Speaking as someone who works in film and television and has used cards like the ones you mentioned over many years…
You typically don’t need video capture cards AND audio I/O boards in the same machine, since ingest/edit is separated from audio mixing. On a television show/movie, your editor is not ALSO your sound mixer. And if you’re working on a solo passionate project, you can do plenty of mixing or editing without those cards. Anyway, point is… You don’t need a capture card AND an audio I/O card for something like ProTools in a professional environment.
For super fast storage, you’ll always do better with a large external RAID (particularly in a shared user environment). And/or working with proxy media. Having super fast storage cards (which still won’t hold all your full-res media because they’re lower capacity than a RAID) isn’t that useful in a professional setting.
The Apple Silicon chips have built-in hardware decoding for video codecs. Remember how the Intel Mac Pro had an Accelerator card? Those are no longer necessary with Apple Silicon. There’s a reason why Apple doesn’t offer the Accelerator card for its Apple Silicon Mac Pro anymore.

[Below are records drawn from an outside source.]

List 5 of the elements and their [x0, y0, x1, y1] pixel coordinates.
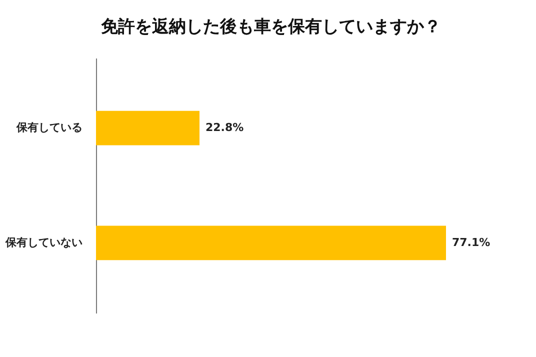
- y-tick-label: 保有していない: [4, 236, 82, 249]
- data-label: 22.8%: [206, 121, 244, 134]
- y-tick-label: 保有している: [16, 121, 82, 134]
- chart-title: 免許を返納した後も車を保有していますか？: [100, 17, 441, 37]
- data-label: 77.1%: [452, 236, 490, 249]
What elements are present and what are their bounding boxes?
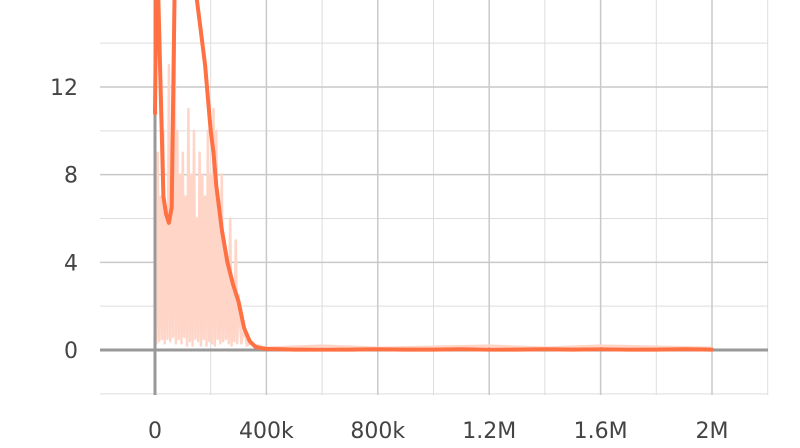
smoothed-series-line — [153, 0, 714, 352]
y-tick-labels: 0 4 8 12 — [50, 76, 78, 364]
y-tick-label: 4 — [64, 251, 78, 276]
y-tick-label: 8 — [64, 164, 78, 189]
x-tick-label: 1.2M — [462, 419, 516, 444]
y-tick-label: 0 — [64, 339, 78, 364]
y-tick-label: 12 — [50, 76, 78, 101]
x-tick-labels: 0 400k 800k 1.2M 1.6M 2M — [148, 419, 728, 444]
x-tick-label: 2M — [696, 419, 729, 444]
x-tick-label: 800k — [350, 419, 405, 444]
x-tick-label: 0 — [148, 419, 162, 444]
x-tick-label: 1.6M — [574, 419, 628, 444]
smoothed-series-layer — [153, 0, 714, 352]
x-tick-label: 400k — [239, 419, 294, 444]
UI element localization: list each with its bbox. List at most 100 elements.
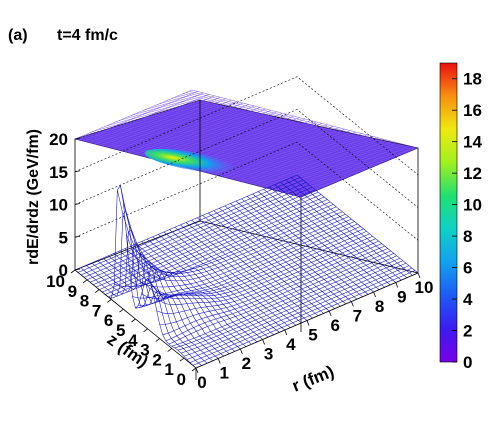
z-tick-label: 10 — [49, 196, 68, 215]
top-mesh-line — [136, 113, 363, 172]
x-tick-label: 9 — [397, 288, 406, 307]
top-mesh-line — [125, 102, 243, 153]
x-tick-label: 10 — [415, 278, 434, 297]
y-tick-label: 6 — [104, 311, 113, 330]
y-tick-label: 0 — [177, 370, 186, 389]
x-tick — [217, 358, 221, 364]
surface-line-r — [246, 196, 369, 295]
top-mesh-line — [171, 98, 398, 157]
surface-line-r — [196, 217, 319, 316]
top-mesh-line — [177, 95, 404, 155]
top-mesh-line — [189, 91, 416, 150]
colorbar-tick-label: 6 — [463, 259, 472, 278]
y-tick-label: 9 — [68, 282, 77, 301]
top-mesh-line — [142, 107, 260, 157]
colorbar-tick-label: 12 — [463, 164, 482, 183]
colorbar-tick-label: 0 — [463, 353, 472, 372]
top-mesh-line — [162, 102, 389, 161]
top-mesh-line — [151, 106, 378, 166]
colorbar-tick-label: 4 — [463, 290, 473, 309]
surface-line-r — [269, 186, 391, 286]
surface-line-r — [119, 250, 241, 350]
colorbar-tick-label: 8 — [463, 227, 472, 246]
panel-label: (a) — [8, 27, 28, 44]
top-mesh-line — [86, 92, 204, 143]
surface-line-r — [185, 222, 308, 321]
z-tick-label: 20 — [49, 130, 68, 149]
y-tick — [191, 367, 197, 372]
top-mesh-line — [142, 110, 369, 170]
gridline — [74, 76, 419, 175]
x-tick — [373, 291, 376, 298]
top-mesh-line — [168, 99, 395, 158]
y-tick — [70, 269, 76, 274]
y-tick — [179, 357, 185, 362]
x-tick-label: 8 — [375, 297, 384, 316]
y-tick — [167, 348, 173, 352]
top-mesh-line — [80, 91, 198, 141]
x-tick — [240, 348, 243, 355]
x-tick — [195, 367, 199, 374]
surface-line-r — [263, 189, 385, 288]
y-tick-label: 5 — [116, 321, 125, 340]
top-mesh-line — [186, 92, 413, 151]
top-mesh-line — [174, 97, 401, 156]
colorbar-tick-label: 10 — [463, 196, 482, 215]
top-mesh-line — [108, 98, 226, 148]
surface-line-r — [285, 179, 408, 278]
colorbar-tick-label: 14 — [463, 133, 482, 152]
z-tick — [74, 137, 81, 140]
surface-line-r — [135, 243, 258, 343]
surface-line-r — [202, 215, 324, 314]
surface-line-r — [146, 238, 269, 338]
z-tick-label: 5 — [59, 228, 68, 247]
x-tick — [351, 301, 354, 307]
x-tick-label: 2 — [242, 354, 251, 373]
top-mesh-line — [139, 111, 366, 171]
chart-title: t=4 fm/c — [57, 27, 118, 44]
x-tick-label: 4 — [286, 335, 296, 354]
zaxis-title: rdE/drdz (GeV/fm) — [25, 129, 42, 265]
top-mesh-line — [137, 105, 255, 156]
surface-line-r — [241, 198, 363, 297]
gridline — [74, 109, 419, 208]
surface-line-r — [230, 203, 352, 302]
top-mesh-line — [91, 94, 210, 144]
surface-line-r — [291, 177, 413, 276]
y-tick — [143, 328, 148, 333]
top-mesh-line — [131, 104, 249, 154]
top-mesh-line — [114, 99, 232, 150]
surface-line-z — [135, 223, 358, 309]
x-tick — [417, 272, 421, 279]
y-tick-label: 8 — [80, 292, 89, 311]
x-tick — [395, 282, 399, 288]
z-tick-label: 0 — [59, 261, 68, 280]
surface-line-r — [224, 205, 347, 305]
y-tick — [119, 308, 124, 313]
x-tick-label: 1 — [219, 364, 228, 383]
surface-line-r — [158, 234, 280, 333]
colorbar-tick-label: 2 — [463, 322, 472, 341]
top-mesh-line — [159, 103, 386, 162]
top-mesh-line — [103, 97, 221, 147]
xaxis-title: r (fm) — [289, 362, 336, 396]
y-tick — [94, 289, 100, 293]
top-mesh-line — [165, 100, 392, 160]
surface-mesh — [74, 174, 419, 369]
surface-line-r — [174, 227, 297, 326]
y-tick-label: 3 — [140, 341, 149, 360]
surface-line-r — [274, 184, 396, 283]
y-tick — [107, 299, 112, 303]
surface-line-r — [85, 229, 208, 364]
surface-line-z — [147, 233, 370, 297]
surface-line-r — [141, 241, 263, 340]
z-tick — [74, 170, 81, 173]
surface-line-r — [163, 231, 285, 331]
surface-line-r — [152, 236, 274, 335]
x-tick-label: 7 — [353, 307, 362, 326]
x-tick-label: 5 — [308, 326, 317, 345]
top-projection-hotspot — [144, 148, 240, 174]
top-mesh-line — [97, 95, 215, 145]
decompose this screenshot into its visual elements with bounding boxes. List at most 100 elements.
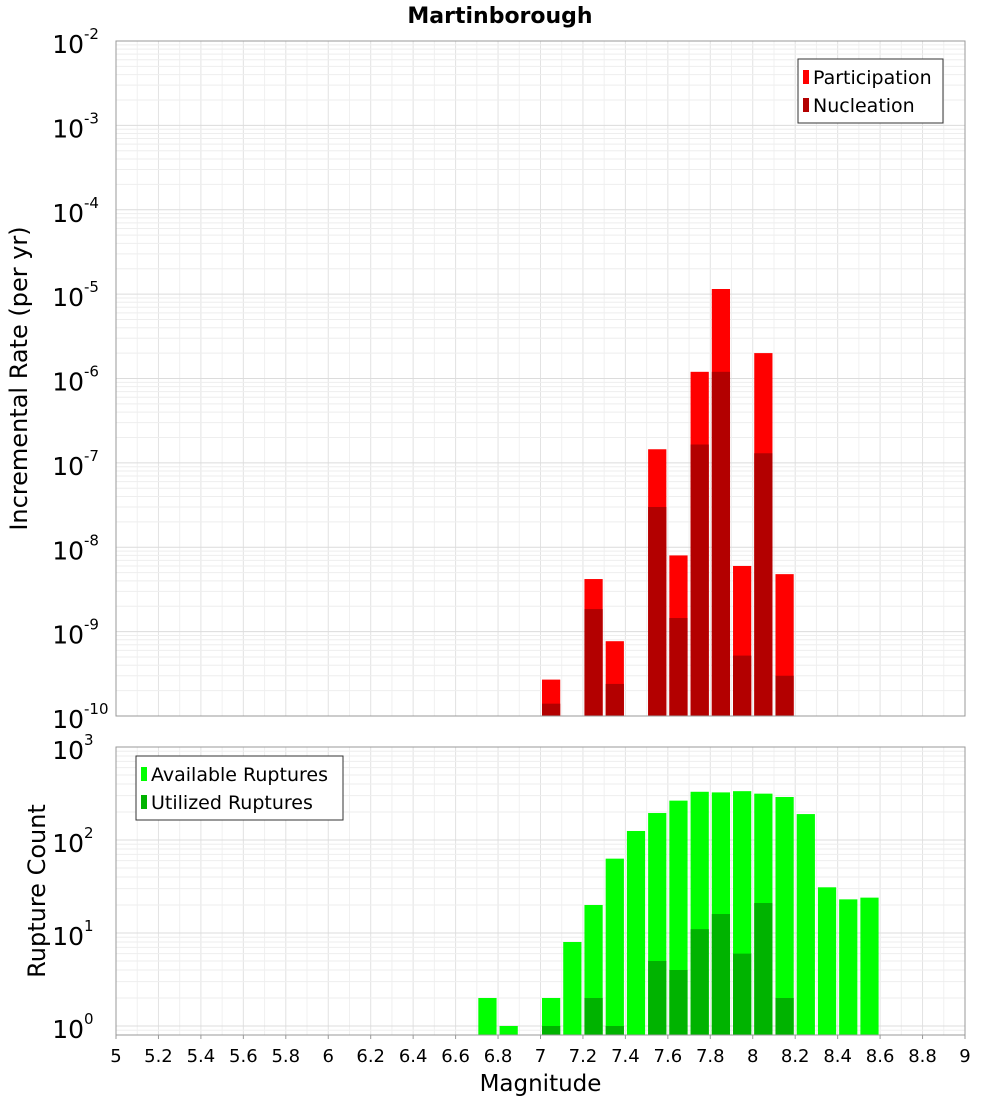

As for high-speed network cards… or video cards… or audio I/O cards… These can all be put into external Thunderbolt enclosures attached to a Mac Studio.
And the Mac Studio is currently just as powerful as the Mac Pro. And cheaper.
And that’s the fundamental problem.
There’s nothing special about the Mac Pro. Sure, maybe having the convenience of PCIe cards in the machine rather than using a Thunderbolt PCIe enclosure is nice… But you’re not gonna need that many cards in a professional environment. Not anymore.
Maaaaybe if Apple allowed for compatibility with high-end GPU’s that might change things. But I don’t see that happening.
Fundamentally, Apple didn’t know what to do with the Mac Pro. So they stuck a Mac Pro in an oversized enclosure from 2019 and called it a day.
They should do better. Offer more power. And allow for GPU support for extra speed… Which would occupy at least one PCIe slot when I might ALSO need a high speed network card and a capture card. Then, suddenly, I need multiple PCIe slots.
But right now, a Mac Studio with an external Thunderbolt PCIe enclosure is just as capable and far cheaper.